Asked by Anonymous at 3:06 PM on Feb. 4, 2009 in School-Age Kids (5-8)

This question is closed.
Answers (6)
  • check out It has lots of fun learning games for K-8. Look for other ways to make learning fun. Staring @ books is not alwys so fun. Do science experiments together. Find books he is interested in and read them together. you read one page, he reads the next.

    Answer by 4monkees at 3:51 PM on Feb. 4, 2009

  • Pay for a tutor if you can. Send him to Sylvan's learning center, if you can afford it.


    Answer by louise2 at 3:09 PM on Feb. 4, 2009

  • Every chance you get, incorporate learning into everyday stuff. Get excited about it. He may look at you like you lost your mind, but just let that roll off your shoulder. Is there childern's museums nearby? Maybe take him to those, they have lots of interactive stuff he can do. Get excited when he catched on to things, and tell him how smart he is. Once a kid falls in the dumb category, it's so hard to get them out of it.

    You can try tutoring centers if you're able to, but at home make it fun. Find out what he likes best, maybe go to the library and rent a book on science projects and have weekends dedicated to it.

    Also consider this: there are two types to ADHD, is his problem not paying attention, this can be being to figdety or daydreaming. Look into that, educated yourself on it. (Believe me, I hated the idea of my kid being ADHD, but in the end it helped him a bit in school.)

    Good Luck!!

    Answer by Anonymous at 3:57 PM on Feb. 4, 2009

  • Try Leapster II or the new one for older kids - also there are tons of computer games that are age/grade based that use core subjects but disguise them as games. Look on some homeschooling sites or the Jumpstart series.

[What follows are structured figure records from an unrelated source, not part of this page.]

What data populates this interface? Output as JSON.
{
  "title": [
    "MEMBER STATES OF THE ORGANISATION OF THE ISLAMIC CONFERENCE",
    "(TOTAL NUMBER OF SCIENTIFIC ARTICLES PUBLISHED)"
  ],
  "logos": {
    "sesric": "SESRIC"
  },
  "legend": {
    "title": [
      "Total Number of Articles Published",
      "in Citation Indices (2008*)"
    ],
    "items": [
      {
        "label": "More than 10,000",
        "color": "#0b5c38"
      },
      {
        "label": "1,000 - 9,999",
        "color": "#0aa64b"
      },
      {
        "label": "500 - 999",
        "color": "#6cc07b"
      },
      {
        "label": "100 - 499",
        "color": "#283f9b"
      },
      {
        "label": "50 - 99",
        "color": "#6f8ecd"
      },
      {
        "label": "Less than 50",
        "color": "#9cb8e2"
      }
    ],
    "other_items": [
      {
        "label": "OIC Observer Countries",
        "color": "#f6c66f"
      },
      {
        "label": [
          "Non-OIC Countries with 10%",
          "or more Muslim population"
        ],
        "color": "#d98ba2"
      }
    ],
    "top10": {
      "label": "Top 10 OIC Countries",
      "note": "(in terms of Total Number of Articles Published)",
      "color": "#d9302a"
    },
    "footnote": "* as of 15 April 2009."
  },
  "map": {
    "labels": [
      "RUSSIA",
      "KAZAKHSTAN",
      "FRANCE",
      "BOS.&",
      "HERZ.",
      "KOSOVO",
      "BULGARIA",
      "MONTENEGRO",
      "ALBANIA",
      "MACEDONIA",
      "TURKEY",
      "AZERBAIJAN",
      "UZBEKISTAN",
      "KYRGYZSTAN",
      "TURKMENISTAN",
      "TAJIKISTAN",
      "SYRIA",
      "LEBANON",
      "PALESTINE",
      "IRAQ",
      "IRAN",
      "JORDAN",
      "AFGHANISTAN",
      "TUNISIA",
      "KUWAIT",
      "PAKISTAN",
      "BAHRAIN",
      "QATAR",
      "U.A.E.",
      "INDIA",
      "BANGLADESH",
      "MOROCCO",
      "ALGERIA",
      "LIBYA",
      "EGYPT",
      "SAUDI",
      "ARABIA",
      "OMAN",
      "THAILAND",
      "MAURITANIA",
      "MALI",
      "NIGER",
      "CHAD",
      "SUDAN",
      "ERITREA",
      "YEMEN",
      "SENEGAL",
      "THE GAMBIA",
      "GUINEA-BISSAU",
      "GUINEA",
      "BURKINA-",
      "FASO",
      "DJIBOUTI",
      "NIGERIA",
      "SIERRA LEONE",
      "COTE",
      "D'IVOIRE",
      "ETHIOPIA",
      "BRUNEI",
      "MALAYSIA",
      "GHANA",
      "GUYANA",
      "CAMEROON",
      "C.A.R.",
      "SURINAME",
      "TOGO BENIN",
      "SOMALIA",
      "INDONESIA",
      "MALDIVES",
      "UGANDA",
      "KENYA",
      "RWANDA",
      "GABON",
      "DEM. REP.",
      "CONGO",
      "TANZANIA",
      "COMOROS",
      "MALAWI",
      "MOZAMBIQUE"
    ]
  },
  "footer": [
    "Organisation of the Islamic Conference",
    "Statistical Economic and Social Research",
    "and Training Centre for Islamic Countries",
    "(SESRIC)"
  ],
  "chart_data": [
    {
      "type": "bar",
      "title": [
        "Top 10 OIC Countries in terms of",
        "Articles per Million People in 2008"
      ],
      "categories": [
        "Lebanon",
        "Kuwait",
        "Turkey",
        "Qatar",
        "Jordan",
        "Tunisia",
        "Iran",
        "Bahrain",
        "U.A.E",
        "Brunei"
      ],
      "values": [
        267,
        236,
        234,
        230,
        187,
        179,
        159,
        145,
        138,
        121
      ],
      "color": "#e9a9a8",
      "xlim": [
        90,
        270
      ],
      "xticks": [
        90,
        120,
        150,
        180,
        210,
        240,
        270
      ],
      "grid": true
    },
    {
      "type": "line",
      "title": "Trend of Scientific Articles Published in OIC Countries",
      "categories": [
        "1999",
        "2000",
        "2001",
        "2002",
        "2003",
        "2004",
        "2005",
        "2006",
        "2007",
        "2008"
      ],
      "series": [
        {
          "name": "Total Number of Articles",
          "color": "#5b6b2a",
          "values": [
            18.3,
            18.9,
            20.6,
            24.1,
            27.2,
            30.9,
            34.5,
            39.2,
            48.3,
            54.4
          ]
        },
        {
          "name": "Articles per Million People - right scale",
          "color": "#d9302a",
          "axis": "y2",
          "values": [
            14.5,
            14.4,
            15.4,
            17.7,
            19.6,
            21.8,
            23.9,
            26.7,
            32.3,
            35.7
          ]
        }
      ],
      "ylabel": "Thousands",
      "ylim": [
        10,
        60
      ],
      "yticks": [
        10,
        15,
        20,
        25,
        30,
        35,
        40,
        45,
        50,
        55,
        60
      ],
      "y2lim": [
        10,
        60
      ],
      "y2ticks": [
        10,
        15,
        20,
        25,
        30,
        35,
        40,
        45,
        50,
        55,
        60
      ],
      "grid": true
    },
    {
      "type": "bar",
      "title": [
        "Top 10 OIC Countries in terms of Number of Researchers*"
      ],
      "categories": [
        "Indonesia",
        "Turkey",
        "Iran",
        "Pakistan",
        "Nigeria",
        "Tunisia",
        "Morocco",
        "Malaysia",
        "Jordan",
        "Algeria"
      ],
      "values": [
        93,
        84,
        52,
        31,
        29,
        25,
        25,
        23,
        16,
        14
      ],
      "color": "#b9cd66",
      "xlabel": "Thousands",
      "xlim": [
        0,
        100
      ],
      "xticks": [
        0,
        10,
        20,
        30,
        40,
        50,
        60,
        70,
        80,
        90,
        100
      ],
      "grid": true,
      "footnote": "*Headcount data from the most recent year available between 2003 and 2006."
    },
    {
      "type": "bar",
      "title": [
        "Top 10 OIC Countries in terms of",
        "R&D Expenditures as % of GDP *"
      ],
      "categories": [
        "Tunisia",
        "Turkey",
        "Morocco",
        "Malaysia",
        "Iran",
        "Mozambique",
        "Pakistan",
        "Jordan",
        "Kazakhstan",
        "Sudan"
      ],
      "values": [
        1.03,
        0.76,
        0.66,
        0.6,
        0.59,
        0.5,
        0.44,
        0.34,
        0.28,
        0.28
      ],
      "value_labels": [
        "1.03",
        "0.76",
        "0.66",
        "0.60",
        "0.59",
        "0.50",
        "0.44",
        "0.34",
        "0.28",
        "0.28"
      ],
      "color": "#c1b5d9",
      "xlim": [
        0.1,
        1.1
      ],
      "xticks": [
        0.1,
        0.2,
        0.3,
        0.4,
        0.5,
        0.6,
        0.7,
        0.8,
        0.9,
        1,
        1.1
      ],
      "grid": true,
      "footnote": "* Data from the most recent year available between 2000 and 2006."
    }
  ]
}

    You can also try cooking with him from recipes - if you get a plastic lettuce knife there's not much he can't help with, and it will help him with math and reading

    Answer by NotPanicking at 5:52 PM on Feb. 4, 2009

  • Get creative! There are games for kids that are great for literacy and math (monopoly, scrabble, yahtzee, etc). Create your own games, find some fun interactive games online (or software), etc. Think like a child. How would you want the lessons presented to you? What would make it easier to understand? Is he a hands-on type of kid...does he do better watching videos...or would he prefer reading the lessons?

    Answer by ReneeK3 at 6:08 PM on Feb. 4, 2009

  • See if they will allow him to sit closer to the teacher. Have his eyes tested in case he isn't reading the board and doesn't know any better. That happened to me and I needed glasses but assumed if I couldnt see then nobody else could either, so as a kid I didnt know to even speak up!